Purim das bedeutet Freude,
Purim das bedeutet Kuchenessen
und den Haman nicht vergessen.
Dieser Spruch aus Kindertagen
kann uns heute nichts mehr sagen.
Das war gestern, was wird morgen ?
Heute haben wir andere Sorgen:
Visum, Affidavit, Konsulat,
Brasilien, Kuba, Dominikanischer Staat,
Bolivien, Haiti, Paraguay, Alexandrette, Palästina oder Shanghai,
Rhodesien, Australien, Südafrika,
die letzte Rettung sind doch die USA.
Da möcht' man hin, da könnte man lachen,
doch keine Verwandschaft drüben, wie soll man das machen ?“
Aus einem Purim-Gedicht (vor 1938)
(http://www.stadtarchiv.nuernberg.de/forschung/formerly.html)
„Das Büro, das seinen Namen dem Kaulsdorfer Pfarrer Heinrich Grüber verdankte, war mit seiner Zentrale in Berlin und Vertrauensstellen im ganzen Reich der einzige bekannte Versuch von evangelischer Seite, 'nichtarischen' Protestanten in größerem Stil zu helfen.“
„Anmerkung 419: Das Büro Grüber brachte zwischen Juli 1939 und Oktober 1940 Auswanderer unter in: Argentinien, Australien, Belgien, Bolivien, Brasilien ... .“
(Dirk Schönlebe: München im Netzwerk der Hilfe für 'nichtarische' Christen (1938 – 1941),
http://www.landesbischof-meiser.de/downloads/Hilfe.pdf)

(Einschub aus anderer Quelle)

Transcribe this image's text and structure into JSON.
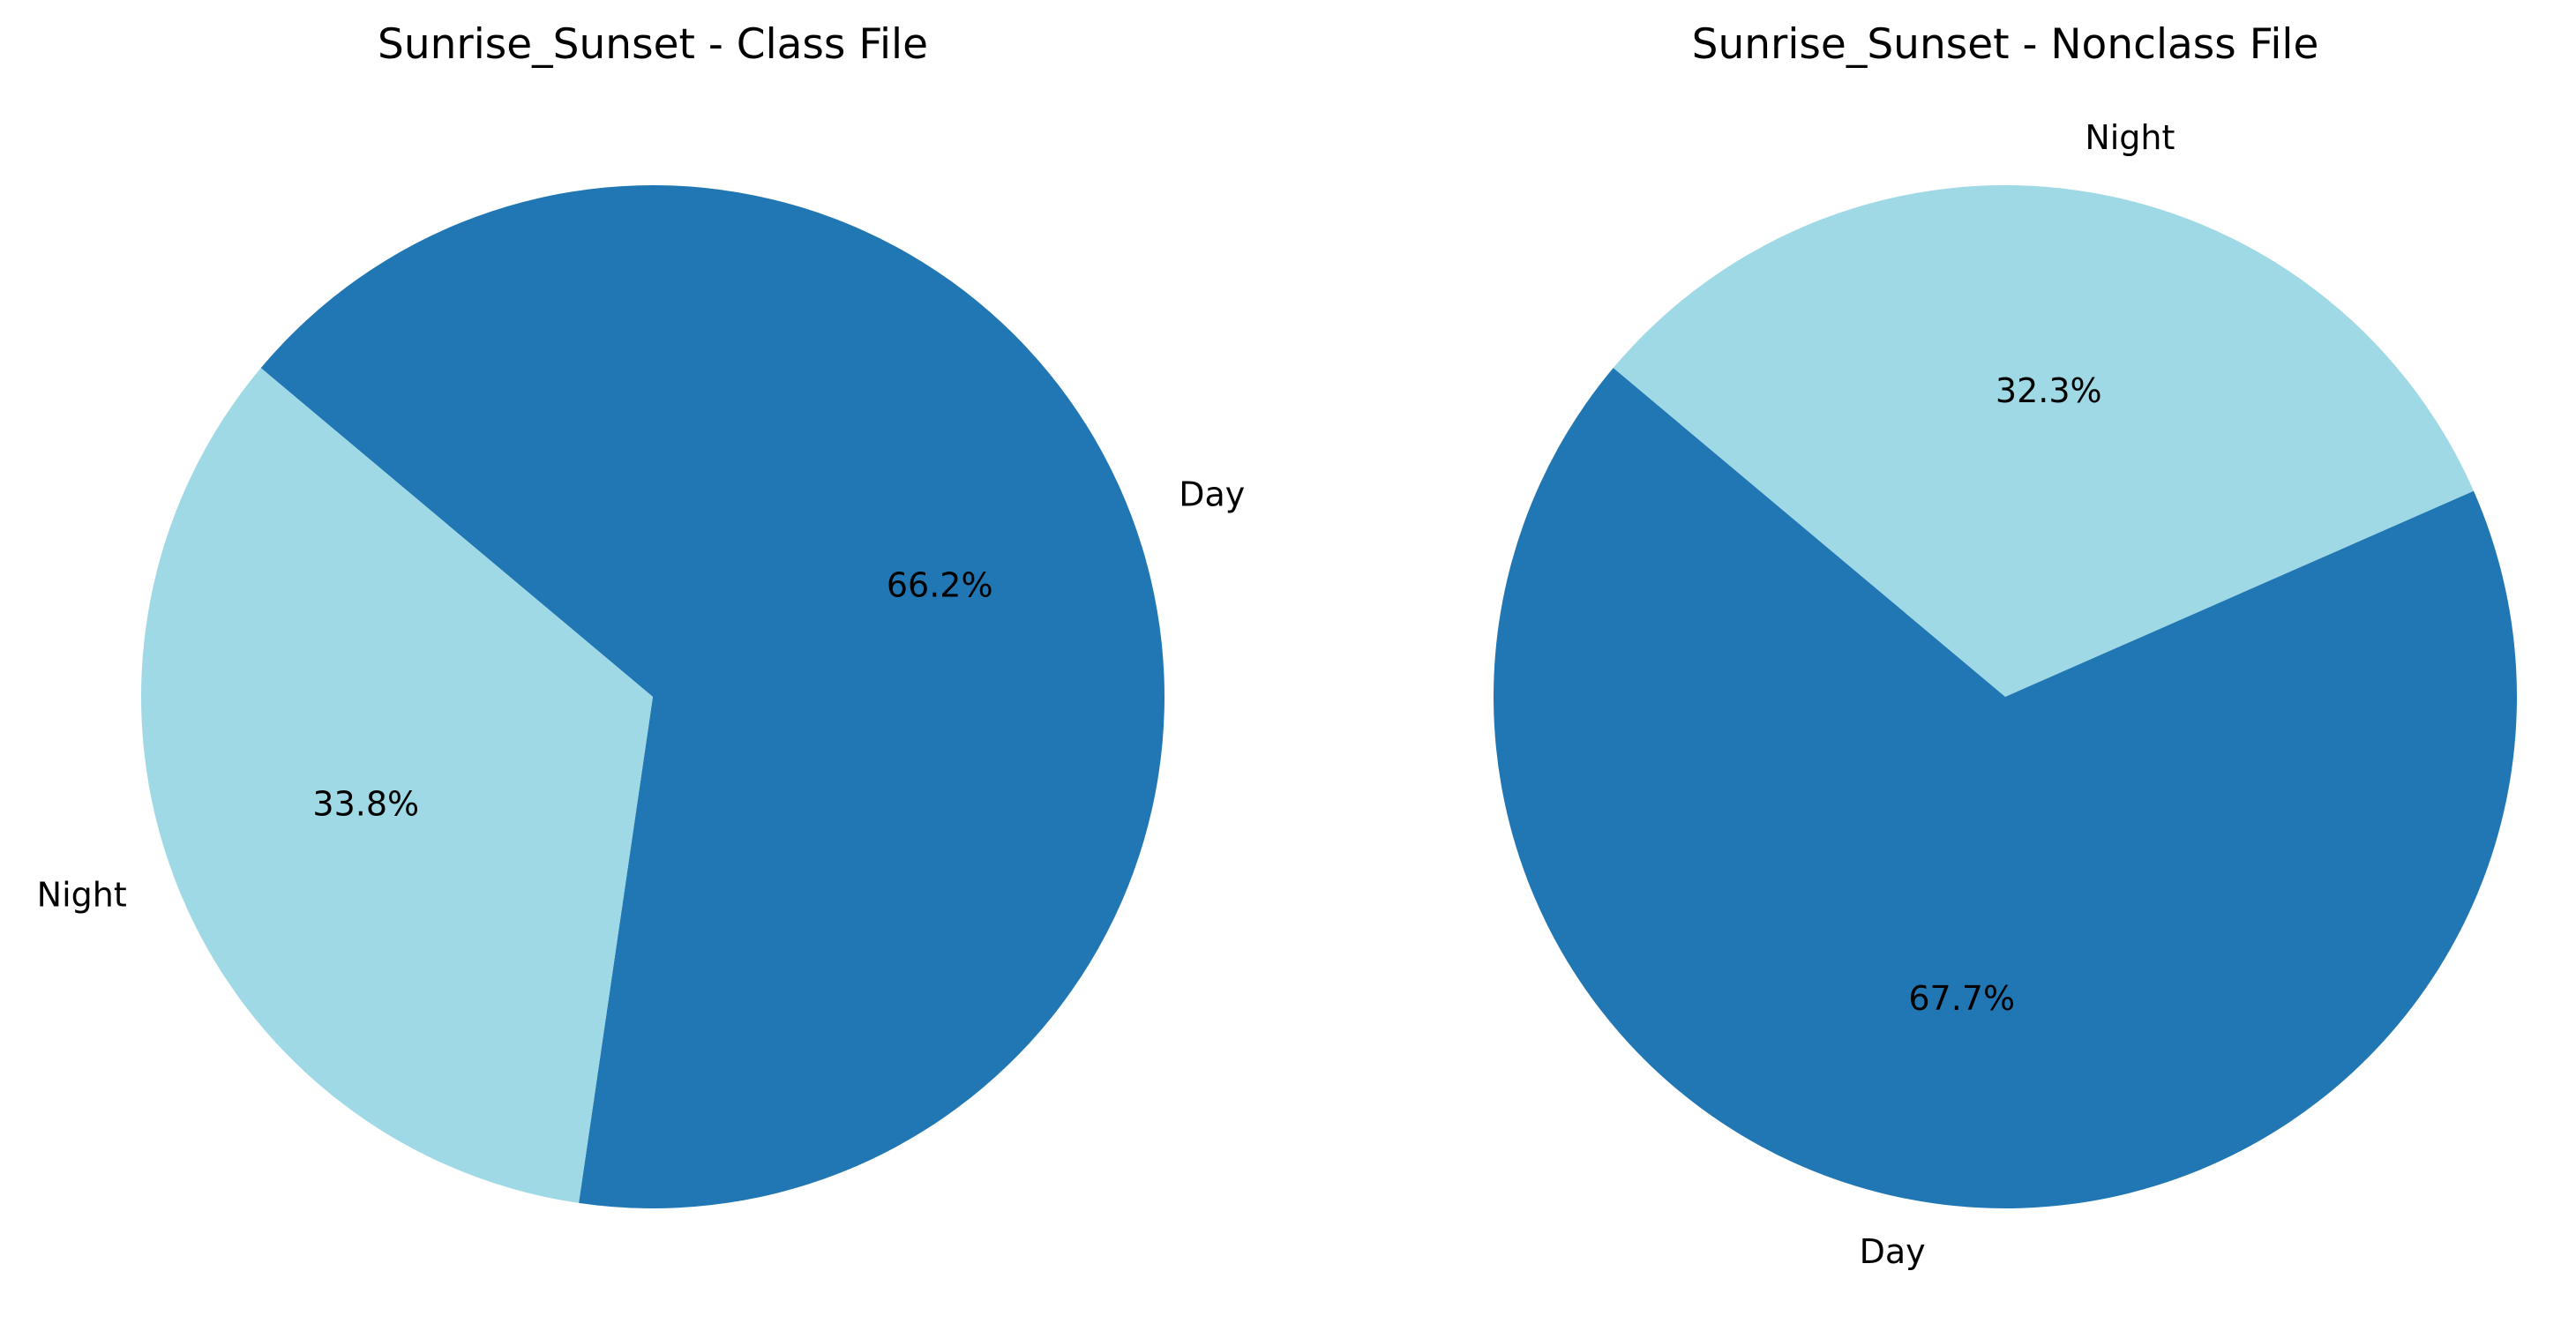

„In Warschau gelang es, Einwanderungsvisen für Bolivien für eine Anzahl von Danziger Familien zu erhalten, und außerdem wurde eine größere Gruppe von Auswanderern nach Schanghai geschickt ...
Das Gemeindeblatt vom 7. Juli 1939 gab folgende zusammenfassende Darstellung:
Der Stand der Auswanderungsarbeit
Die unausgesetzten Bemühungen der Gemeinde um eine weitere Förderung der jüdischen Auswanderung aus Danzig haben sich in den letzten Tagen zu einer Reihe von Aktionen verdichtet, die sich mit den Zielländern Bolivien, Schanghai und England verbinden.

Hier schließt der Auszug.